If it helps, silently count each breath cycle. Inhale (one), exhale (two), inhale (three), and so on up to ten, then start over. The counting gives your mind something concrete to hold onto, which is especially useful in the first few weeks.

Your mind will wander. This is guaranteed. You’ll suddenly realize you’ve been planning dinner or replaying a conversation. When that happens, notice it and return your attention to the breath. That’s the entire practice. The noticing and returning is the exercise, the same way lifting and lowering a weight is the exercise in strength training. If you have to redirect your attention a hundred times in ten minutes, you’ve meditated successfully a hundred times.

Start with 10 minutes. Set a timer so you’re not checking the clock. As it becomes more comfortable, extend to 20 or 30 minutes.

Why Your Mind Won’t Stop Thinking (And Why That’s Fine)

The single biggest misconception about meditation is that you’re supposed to empty your mind. Even people who have meditated for decades still experience wandering thoughts. The mind generates thoughts automatically, the same way your heart beats automatically. Expecting it to stop is like expecting your lungs to stop breathing.

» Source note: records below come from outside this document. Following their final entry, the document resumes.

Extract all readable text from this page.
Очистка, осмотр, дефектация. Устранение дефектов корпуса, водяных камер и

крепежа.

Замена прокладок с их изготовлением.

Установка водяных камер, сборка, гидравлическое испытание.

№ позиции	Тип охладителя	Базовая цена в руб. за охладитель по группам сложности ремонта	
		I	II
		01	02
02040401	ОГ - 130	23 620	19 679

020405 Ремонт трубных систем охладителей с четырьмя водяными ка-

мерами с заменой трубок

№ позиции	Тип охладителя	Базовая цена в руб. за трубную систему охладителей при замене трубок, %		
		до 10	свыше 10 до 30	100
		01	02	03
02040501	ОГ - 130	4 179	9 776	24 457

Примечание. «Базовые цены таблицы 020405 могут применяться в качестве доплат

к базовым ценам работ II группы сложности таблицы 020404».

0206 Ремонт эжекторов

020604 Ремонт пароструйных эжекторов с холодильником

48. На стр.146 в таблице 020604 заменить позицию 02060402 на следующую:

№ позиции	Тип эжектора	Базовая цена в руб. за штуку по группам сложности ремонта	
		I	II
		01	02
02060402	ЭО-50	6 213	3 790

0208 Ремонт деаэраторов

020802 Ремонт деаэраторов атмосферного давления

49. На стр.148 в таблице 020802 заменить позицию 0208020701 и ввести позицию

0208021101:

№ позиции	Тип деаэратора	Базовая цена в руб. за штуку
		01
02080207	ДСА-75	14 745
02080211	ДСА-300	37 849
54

The goal isn’t a blank mind. It’s a different relationship with your thoughts. Progress looks like noticing you’ve drifted without getting frustrated about it. When you can observe a thought, let it pass, and calmly return to your breath without adding a layer of self-criticism (“I’m bad at this,” “I can’t focus”), you’re developing exactly the skill meditation is designed to build. That non-reactive awareness is what drives the reductions in anxiety and cortisol that research consistently documents.

If sitting still feels impossible at first, try a guided meditation through an app or audio recording. Having a voice to follow gives your attention a stronger anchor than breath alone. As your concentration develops over weeks, you can transition to unguided sessions where you sit with only your breath.